Rucete ✏ AP Precalculus In a Nutshell
12. Matrices
This chapter introduces matrices as a powerful way to organize and manipulate data. You’ll explore matrix operations, inverses, determinants, transformations, and real-world applications such as modeling systems and predicting probabilities with Markov chains.
- What Is a Matrix?
- A matrix is a rectangular array of numbers organized into rows and columns.
- Size = number of rows × number of columns (e.g., 2 × 3).
- Elements are located by row then column: a₂₁ is in row 2, column 1.
- Real-world examples: calendars, spreadsheets, recipes.
- Matrix Operations
- Equality: Matrices must be same size with identical elements.
- Addition/Subtraction: Only for same-size matrices; add or subtract corresponding elements.
- Multiplication:
- Only possible if columns of first = rows of second.
- Multiply rows by columns and sum the products.
- Not commutative: AB ≠ BA
- Identity Matrix: Square matrix with 1’s on diagonal; AI = IA = A
- Inverse Matrix:
- Exists if det(A) ≠ 0; A⁻¹ × A = I
- 2 × 2 formula: A⁻¹ = (1/det) × [d −b; −c a]
- Determinant:
- For 2 × 2 matrix [a b; c d], det = ad − bc
- Used to find inverses and calculate areas
- Applications: Area and Geometry
- Area of parallelogram = |det(A)|, where A’s columns are vectors.
- If det = 0 → vectors are parallel (no area).
- Linear Transformations
- A transformation T maps vectors from Rⁿ to Rᵐ: T : Rⁿ → Rᵐ
- Linear if:
- T(u + v) = T(u) + T(v)
- T(ku) = kT(u)
- T(x) = Ax, where A is a matrix
- Rotation matrix: [cosθ −sinθ; sinθ cosθ]

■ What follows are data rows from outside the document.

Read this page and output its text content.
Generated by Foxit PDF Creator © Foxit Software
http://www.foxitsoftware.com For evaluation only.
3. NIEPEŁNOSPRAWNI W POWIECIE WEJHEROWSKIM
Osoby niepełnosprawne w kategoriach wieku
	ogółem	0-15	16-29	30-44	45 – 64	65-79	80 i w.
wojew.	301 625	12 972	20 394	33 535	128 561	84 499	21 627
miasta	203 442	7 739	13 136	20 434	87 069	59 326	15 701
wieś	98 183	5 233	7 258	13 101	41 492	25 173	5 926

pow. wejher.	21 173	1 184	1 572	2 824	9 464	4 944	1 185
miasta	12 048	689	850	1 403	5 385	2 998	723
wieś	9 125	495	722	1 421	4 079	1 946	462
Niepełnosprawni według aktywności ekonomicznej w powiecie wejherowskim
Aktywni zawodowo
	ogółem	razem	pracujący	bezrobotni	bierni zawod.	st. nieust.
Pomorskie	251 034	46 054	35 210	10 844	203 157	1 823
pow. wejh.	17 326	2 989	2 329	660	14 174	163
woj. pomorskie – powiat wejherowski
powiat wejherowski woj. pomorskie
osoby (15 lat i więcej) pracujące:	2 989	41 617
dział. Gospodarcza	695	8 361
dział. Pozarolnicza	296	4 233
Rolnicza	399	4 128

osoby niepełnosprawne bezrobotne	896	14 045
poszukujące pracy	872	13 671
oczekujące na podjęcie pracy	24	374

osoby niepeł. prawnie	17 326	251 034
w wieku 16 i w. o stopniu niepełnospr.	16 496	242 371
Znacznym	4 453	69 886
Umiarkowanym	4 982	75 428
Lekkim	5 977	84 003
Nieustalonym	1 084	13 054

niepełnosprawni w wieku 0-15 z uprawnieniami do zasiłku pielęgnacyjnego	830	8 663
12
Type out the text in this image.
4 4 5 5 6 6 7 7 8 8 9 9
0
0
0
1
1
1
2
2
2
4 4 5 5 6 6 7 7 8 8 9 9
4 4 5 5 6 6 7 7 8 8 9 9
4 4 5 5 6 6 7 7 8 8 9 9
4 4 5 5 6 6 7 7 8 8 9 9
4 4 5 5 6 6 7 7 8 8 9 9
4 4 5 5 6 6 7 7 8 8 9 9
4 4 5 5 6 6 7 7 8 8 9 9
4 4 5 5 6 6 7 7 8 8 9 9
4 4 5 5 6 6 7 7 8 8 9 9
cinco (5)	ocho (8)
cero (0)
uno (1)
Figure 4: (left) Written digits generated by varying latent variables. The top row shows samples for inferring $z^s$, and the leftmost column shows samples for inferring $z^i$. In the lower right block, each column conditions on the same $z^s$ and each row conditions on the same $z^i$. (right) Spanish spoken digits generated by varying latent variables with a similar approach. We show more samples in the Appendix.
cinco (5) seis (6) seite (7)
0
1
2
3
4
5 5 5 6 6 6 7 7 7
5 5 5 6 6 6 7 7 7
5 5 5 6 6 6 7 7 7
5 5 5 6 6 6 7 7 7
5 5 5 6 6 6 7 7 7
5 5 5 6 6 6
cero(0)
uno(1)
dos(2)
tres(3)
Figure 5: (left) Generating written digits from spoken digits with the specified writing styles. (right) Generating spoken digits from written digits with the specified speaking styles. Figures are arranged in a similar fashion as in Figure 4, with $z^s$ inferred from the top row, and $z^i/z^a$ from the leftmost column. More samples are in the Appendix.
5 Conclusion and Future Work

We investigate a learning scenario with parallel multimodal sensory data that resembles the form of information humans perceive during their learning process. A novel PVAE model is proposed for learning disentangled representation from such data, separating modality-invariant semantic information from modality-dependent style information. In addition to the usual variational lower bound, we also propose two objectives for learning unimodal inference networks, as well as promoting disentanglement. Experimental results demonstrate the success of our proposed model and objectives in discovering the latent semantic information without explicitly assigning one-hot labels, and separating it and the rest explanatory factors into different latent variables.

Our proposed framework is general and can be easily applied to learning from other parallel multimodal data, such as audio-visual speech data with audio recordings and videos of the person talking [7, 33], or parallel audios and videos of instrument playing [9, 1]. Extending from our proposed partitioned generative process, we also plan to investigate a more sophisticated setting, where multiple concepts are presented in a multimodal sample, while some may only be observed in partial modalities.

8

- Dilation: Scales vectors; det tells area scaling
- Composition:
- If S and T are linear, then S ∘ T is linear
- Matrix of S ∘ T = product of matrices
- Inverse of Linear Transformations
- Transformation is invertible ⇔ its matrix is invertible (det ≠ 0)
- T⁻¹ maps image vector back to original
- Matrix of T⁻¹ = inverse of matrix of T
- Matrices as Functions
- Function f(x, y) = (2x + y, y, x − 3y) has a matrix A
- Use basis vectors to construct A
- Every matrix defines a linear transformation; converse is true if function is linear
- Markov Chains and Transition Matrices
- Markov chain: models state changes using probabilities
- Transition matrix: pᵢⱼ = probability of moving from state j to state i
- Each column in a Markov matrix sums to 1
- State vector: x = [x₁; x₂; ...] shows current probabilities
- Next state: xₙ₊₁ = P × xₙ
- Steady state: long-term result from repeated multiplication
- Example: track donations, library use, stock behavior
- Inverse of transition matrix can estimate previous states
In a Nutshell
Matrices are a versatile tool in algebra and modeling. From operations and transformations to predicting systems with Markov chains, they provide a powerful framework to solve complex, structured problems. Whether solving systems, rotating objects, or tracking probabilities, matrices bring structure and efficiency to advanced math.